The server also shows a disassociation error

[WARNING][03/22/2018 16:27:07][Thread 0010][[akka://testsystem/system/endpointManager/reliableEndpointWriter-akka.tcp%3A%2F%2Ftestsystem%40172.18.0.3%3A37107-1#1885238336]] Association with remote system akka.tcp://testsystem@172.18.0.3:37107 has failed; address is now gated for 5000 ms.

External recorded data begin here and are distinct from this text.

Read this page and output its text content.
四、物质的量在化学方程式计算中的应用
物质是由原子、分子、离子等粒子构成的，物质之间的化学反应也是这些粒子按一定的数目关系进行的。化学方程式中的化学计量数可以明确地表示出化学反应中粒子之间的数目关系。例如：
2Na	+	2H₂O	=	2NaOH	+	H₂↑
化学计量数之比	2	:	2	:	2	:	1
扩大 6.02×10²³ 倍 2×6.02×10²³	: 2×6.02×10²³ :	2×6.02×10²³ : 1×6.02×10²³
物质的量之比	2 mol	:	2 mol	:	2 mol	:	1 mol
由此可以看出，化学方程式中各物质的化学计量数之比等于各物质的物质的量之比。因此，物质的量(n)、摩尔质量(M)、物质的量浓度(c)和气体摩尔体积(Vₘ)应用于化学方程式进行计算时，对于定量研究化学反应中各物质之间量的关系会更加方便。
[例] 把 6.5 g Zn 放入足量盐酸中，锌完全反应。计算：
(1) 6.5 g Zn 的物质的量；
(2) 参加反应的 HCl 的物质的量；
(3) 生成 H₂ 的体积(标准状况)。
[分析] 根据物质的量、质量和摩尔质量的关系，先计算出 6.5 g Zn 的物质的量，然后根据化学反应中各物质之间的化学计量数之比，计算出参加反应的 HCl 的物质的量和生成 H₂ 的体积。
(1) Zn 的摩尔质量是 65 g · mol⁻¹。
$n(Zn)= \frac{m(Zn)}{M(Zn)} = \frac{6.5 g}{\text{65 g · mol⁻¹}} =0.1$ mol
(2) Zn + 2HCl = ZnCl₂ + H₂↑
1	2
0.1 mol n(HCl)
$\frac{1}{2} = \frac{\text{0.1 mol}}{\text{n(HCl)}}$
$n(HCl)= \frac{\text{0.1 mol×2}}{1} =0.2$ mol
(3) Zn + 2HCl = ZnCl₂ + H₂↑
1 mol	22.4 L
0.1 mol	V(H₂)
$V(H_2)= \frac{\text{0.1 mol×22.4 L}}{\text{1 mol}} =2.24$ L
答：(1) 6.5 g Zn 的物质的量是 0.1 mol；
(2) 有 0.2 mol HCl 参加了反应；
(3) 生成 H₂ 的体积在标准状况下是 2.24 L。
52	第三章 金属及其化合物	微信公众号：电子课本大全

Reason is: [Akka.Remote.EndpointDisassociatedException: Disassociated
   at Akka.Remote.EndpointWriter.PublishAndThrow(Exception reason, LogLevel level, Boolean needToThrow)
   at Akka.Actor.ActorCell.<>c__DisplayClass106_0.<Akka.Actor.IUntypedActorContext.Become>b__0(Object m)
   at Akka.Actor.ActorBase.AroundReceive(Receive receive, Object message)
   at Akka.Actor.ActorCell.ReceiveMessage(Object message)
   at Akka.Actor.ActorCell.AutoReceiveMessage(Envelope envelope)
   at Akka.Actor.ActorCell.Invoke(Envelope envelope)]
[ERROR][03/22/2018 16:27:07][Thread 0010][akka://testsystem/system/endpointManager/reliableEndpointWriter-akka.tcp%3A%2F%2Ftestsystem%40172.18.0.3%3A37107-1/endpointWriter] Disassociated
Cause: Akka.Remote.EndpointDisassociatedException: Disassociated
   at Akka.Remote.EndpointWriter.PublishAndThrow(Exception reason, LogLevel level, Boolean needToThrow)
   at Akka.Actor.ActorCell.<>c__DisplayClass106_0.<Akka.Actor.IUntypedActorContext.Become>b__0(Object m)
   at Akka.Actor.ActorBase.AroundReceive(Receive receive, Object message)
   at Akka.Actor.ActorCell.ReceiveMessage(Object message)
   at Akka.Actor.ActorCell.AutoReceiveMessage(Envelope envelope)
   at Akka.Actor.ActorCell.Invoke(Envelope envelope)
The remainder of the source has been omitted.